A recent paper by Rozanski and colleagues (11
) highlighted an intriguing difference in findings of cross-sectional versus longitudinal studies linking psychological risk factors and CAC. They argued that studies examining concurrent measures of psychological risk tend to report null results, whereas those that measured psychological factors several years prior to CAC scanning reported positive results. This discrepancy parallels the observed associations between CAC and traditional CVD risk factors such as low-density lipoprotein cholesterol assessed prospectively but not concurrently (42
). The current study contributes to this literature by demonstrating that psychosocial factors assessed prior to CAC predicted change
in CAC over several years, whereas previous analyses of this same cohort reported no significant cross-sectional association between positive or negative psychosocial attributes and CAC (9
). As this is only the second sample in which psychosocial factors have been examined as predictors of CAC progression (14
), more research is needed to determine whether emotional and social factors predict not only presence or extent of calcification at a single timepoint, but also the extent of change in calcification over time.
This study has several limitations. First, participants in our sample were predominantly well-educated white women, and findings may not generalize to other racial or socioeconomic groups. Second, the sample was relatively small, which may have limited statistical power to detect effects. Third, psychological attributes and states were assessed at a single timepoint, when women were in their mid-60s. Given that atherosclerosis develops over the life course, the association between psychosocial factors and atherosclerosis may be strongest when chronic, cumulative emotional or social factors (e.g., recurrent major depression; consistently low social support) are assessed (11
). Repeated assessment of psychosocial factors may be particularly important to understanding the role of positive attributes and coping resources in the development of CVD, as these factors may be particularly likely to exhibit variability over time as participants age (43
).

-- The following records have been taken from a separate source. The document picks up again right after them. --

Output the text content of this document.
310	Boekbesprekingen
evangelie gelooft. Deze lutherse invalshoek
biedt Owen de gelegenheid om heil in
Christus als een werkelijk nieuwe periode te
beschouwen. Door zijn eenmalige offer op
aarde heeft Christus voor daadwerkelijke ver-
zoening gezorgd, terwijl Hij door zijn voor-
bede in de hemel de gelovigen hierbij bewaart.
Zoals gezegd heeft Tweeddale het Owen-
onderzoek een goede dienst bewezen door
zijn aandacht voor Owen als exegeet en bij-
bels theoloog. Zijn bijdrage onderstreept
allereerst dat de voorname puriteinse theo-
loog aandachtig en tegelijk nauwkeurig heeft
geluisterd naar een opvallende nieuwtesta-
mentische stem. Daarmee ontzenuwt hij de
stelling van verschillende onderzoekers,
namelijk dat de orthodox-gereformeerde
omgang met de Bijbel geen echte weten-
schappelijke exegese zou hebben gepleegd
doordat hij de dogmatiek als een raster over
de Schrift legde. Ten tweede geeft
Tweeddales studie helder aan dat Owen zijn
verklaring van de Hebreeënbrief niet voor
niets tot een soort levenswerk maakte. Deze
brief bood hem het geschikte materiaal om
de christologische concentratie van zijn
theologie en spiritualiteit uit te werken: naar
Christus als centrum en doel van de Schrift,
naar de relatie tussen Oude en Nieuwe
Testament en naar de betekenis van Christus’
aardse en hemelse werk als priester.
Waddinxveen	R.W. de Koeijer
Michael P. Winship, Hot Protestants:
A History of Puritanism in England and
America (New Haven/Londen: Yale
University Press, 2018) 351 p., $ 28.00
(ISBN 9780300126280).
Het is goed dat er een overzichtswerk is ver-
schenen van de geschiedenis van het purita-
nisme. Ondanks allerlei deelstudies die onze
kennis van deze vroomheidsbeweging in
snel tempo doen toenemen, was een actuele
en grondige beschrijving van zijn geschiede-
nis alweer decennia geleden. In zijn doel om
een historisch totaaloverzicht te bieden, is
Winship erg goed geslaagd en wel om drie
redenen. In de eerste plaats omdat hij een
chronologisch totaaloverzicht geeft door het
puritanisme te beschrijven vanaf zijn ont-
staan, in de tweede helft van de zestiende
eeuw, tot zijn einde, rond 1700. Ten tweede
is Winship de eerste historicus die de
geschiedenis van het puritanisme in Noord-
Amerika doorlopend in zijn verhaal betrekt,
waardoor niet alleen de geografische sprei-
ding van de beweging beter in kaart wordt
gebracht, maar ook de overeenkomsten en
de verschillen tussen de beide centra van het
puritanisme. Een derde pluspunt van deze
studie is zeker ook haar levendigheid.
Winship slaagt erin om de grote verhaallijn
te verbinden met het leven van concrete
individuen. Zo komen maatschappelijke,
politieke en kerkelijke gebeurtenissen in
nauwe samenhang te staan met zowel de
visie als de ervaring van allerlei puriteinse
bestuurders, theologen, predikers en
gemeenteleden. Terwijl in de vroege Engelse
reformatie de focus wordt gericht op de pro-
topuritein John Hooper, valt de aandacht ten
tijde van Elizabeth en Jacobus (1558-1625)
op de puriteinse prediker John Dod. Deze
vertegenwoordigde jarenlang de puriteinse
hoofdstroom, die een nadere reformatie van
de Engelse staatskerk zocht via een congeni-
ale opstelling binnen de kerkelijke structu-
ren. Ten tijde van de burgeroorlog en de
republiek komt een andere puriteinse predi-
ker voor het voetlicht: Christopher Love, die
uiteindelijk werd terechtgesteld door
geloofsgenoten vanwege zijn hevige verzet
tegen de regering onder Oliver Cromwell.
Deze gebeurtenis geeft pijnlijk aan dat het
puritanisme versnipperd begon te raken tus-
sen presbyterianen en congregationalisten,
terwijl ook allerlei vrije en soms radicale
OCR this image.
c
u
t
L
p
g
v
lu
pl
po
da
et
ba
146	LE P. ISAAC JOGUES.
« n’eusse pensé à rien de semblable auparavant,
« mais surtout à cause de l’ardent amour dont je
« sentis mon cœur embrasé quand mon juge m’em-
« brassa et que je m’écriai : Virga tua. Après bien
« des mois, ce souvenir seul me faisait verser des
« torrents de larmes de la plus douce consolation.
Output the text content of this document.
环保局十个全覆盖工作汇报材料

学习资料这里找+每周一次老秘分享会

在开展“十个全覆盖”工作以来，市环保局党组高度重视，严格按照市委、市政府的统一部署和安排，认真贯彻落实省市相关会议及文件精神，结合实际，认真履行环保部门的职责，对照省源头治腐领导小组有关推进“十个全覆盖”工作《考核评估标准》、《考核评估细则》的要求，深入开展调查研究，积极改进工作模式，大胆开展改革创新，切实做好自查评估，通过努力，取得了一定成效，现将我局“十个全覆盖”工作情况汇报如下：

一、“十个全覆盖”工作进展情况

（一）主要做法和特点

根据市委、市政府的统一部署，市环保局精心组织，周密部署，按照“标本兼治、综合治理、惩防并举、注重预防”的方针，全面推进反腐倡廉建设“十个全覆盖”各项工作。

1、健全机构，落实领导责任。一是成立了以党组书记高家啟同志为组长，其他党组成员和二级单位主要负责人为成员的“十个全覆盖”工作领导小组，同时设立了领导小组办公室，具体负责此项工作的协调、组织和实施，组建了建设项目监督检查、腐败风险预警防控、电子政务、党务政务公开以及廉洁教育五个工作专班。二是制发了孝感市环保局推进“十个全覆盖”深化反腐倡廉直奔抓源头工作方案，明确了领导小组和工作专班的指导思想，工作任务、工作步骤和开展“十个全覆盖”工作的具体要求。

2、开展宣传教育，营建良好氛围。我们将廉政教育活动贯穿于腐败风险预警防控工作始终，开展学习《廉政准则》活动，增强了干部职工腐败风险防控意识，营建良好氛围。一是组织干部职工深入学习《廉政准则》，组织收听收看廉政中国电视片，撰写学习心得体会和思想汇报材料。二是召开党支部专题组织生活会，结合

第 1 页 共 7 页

Assessment of psychosocial risk and protective factors was also limited to self-report in this study; given that some cross-sectional reports find associations between spousal reports of psychological traits and CAC but not self-reported traits (12
), our reliance on self-reports could have resulted in an underestimate of some associations. A final limitation of the study was the use of abbreviated measures (e.g., cynicism scale reduced to 6 items from 13 items), which may limit comparability to previous work. Strengths of the study include the examination of a wide range of psychosocial measures, prospective design, and focus on older women without history of frank cardiovascular disease.
In summary, our results suggest that psychosocial risk factors, particularly the combination of cynical attitudes and a tendency to suppress anger, predict greater increases in CAC among relatively healthy older women. These findings highlight psychosocial risk factors that may accelerate the progression of subclinical coronary atherosclerosis and that may therefore represent potential targets for psychological intervention. Interventions aimed at reducing cynical attitudes and/or encouraging constructive expression of anger may not only benefit psychological well-being, but could also alter the trajectory of cardiovascular risk among older women.